Selain karena uang, negara tuan rumah pun tak perlu bersusah payah melewati babak kualifikasi agar bisa tampil di Piala Dunia. Dengan keuntungan yang ditawarkan, maka tak heran banyak negara mati-matian ingin menjadi host salah satu edisi event empat tahunan tersebut.
Tapi, jika keuntungan hanya dinikmati oleh tuan rumah, lalu apa gunanya ikut Piala Dunia? Misalnya saja negara Mauritania nun jauh di Afrika Utara. Buat apa bersaing jika ketika lolos hanya akan ditundukkan oleh negara-negara adidaya sepakbola?
SCROLL TO CONTINUE WITH CONTENT
Ya, sekedar menjadi peserta pun "mendapatkan" iming-iming banyak hal. Begitulah Piala Dunia, sungguh anggun.
Mencitrakan Negeri Sendiri
Riza Sihbudi, seorang peneliti utama LIPI (Lembaga Ilmu Pengetahuan Indonesia) bidang hubungan internasional atau kebijakan politik luar negeri, menyatakan bahwa politik luar negeri hakikatnya merupakan "perpanjangan tangan" dari politik dalam negeri suatu negara.

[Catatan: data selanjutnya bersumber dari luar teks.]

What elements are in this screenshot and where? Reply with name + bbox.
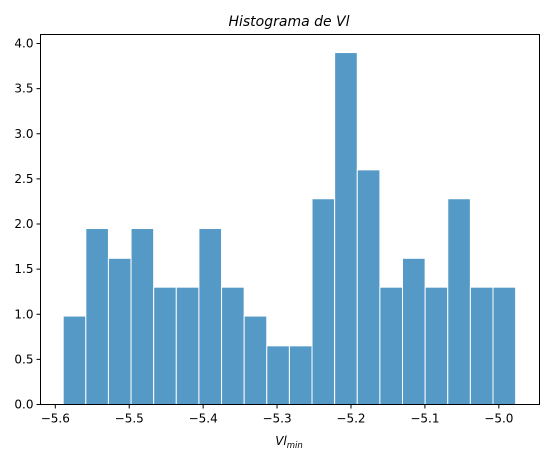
- histogram-bar: [85, 228, 109, 405]
- histogram-bar: [153, 286, 177, 405]
- histogram-bar: [334, 52, 358, 406]
- histogram-bar: [198, 228, 223, 405]
- histogram-bar: [447, 198, 471, 405]
- x-tick-label: −5.2: [336, 412, 365, 426]
- x-tick-label: −5.3: [262, 412, 291, 426]
- bars-group: [62, 52, 517, 406]
- histogram-bar: [379, 286, 404, 405]
- y-tick-label: 0.0: [14, 398, 33, 412]
- x-axis-label: Vlmin: [275, 434, 303, 451]
- histogram-bar: [175, 286, 200, 405]
- histogram-bar: [130, 228, 155, 405]
- y-tick-label: 1.5: [14, 262, 33, 276]
- plot-frame: [40, 34, 540, 405]
- x-tick-label: −5.4: [189, 412, 218, 426]
- histogram-bar: [266, 345, 290, 405]
- y-axis-ticks: 0.0 0.5 1.0 1.5 2.0 2.5 3.0 3.5 4.0: [14, 37, 41, 412]
- y-tick-label: 4.0: [14, 37, 33, 51]
- histogram-bar: [311, 198, 336, 405]
- histogram-bar: [402, 257, 426, 405]
- histogram-bar: [107, 257, 132, 405]
- histogram-bar: [492, 286, 517, 405]
- x-tick-label: −5.5: [115, 412, 144, 426]
- histogram-bar: [243, 315, 268, 405]
- histogram-bar: [221, 286, 245, 405]
- histogram-bar: [424, 286, 449, 405]
- histogram-bar: [356, 169, 381, 405]
- x-axis-label-subscript: min: [287, 441, 303, 451]
- chart-title: Histograma de Vl: [228, 14, 349, 30]
- y-tick-label: 3.5: [14, 82, 33, 96]
- y-tick-label: 0.5: [14, 352, 33, 366]
- x-tick-label: −5.6: [41, 412, 70, 426]
- histogram-bar: [288, 345, 313, 405]
- y-tick-label: 2.0: [14, 217, 33, 231]
- x-tick-label: −5.1: [410, 412, 439, 426]
- y-tick-label: 2.5: [14, 172, 33, 186]
- x-axis-label-main: Vl: [275, 434, 287, 448]
- y-tick-label: 3.0: [14, 127, 33, 141]
- histogram-bar: [62, 315, 87, 405]
- histogram-bar: [469, 286, 494, 405]
- x-tick-label: −5.0: [484, 412, 513, 426]
- x-axis-ticks: −5.6 −5.5 −5.4 −5.3 −5.2 −5.1 −5.0: [41, 404, 513, 426]
- y-tick-label: 1.0: [14, 307, 33, 321]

Tapi, ini tidak berlaku untuk di lapangan hijau. Sepakbola boleh jadi punya diskursus tersendiri: negeri boleh bergejolak, tapi timnasnya tak boleh. Warganya boleh lapar, asal timnasnya tetap dituntut lapar akan gelar. Negerinya boleh saja dihantam krisis, namun timnasnya juga harus mampu menghantam semua lawan-lawannya. Begitulah sepakbola.
Lalu, bukankah Piala Dunia menjadi arena paling pas untuk menunjukkan hal ini?
Spanyol sebagai contohnya. Orang-orang Spanyol mempunyai primodialisme yang sangat tinggi. Mereka berpegang teguh pada tradisi, adat-istiadat, kepercayaan, maupun segala sesuatu yang ada di dalam lingkungan pertamanya.
Tapi ini berbeda dengan orang Catalan. Mereka selalu enggan mengakui sebagai bangsa Spanyol. Mereka tak pernah henti-hentinya memprotes pemerintah pusat dan menuntut adanya desentralisasi pemerintahan di negara itu. Meskipun kini Catalunya telah menjadi daerah otonom, namun orang Catalan beranggapan bahwa orang pusat selalu saja arogan pada mereka, terutama soal aliran uang dari pusat ke daerah.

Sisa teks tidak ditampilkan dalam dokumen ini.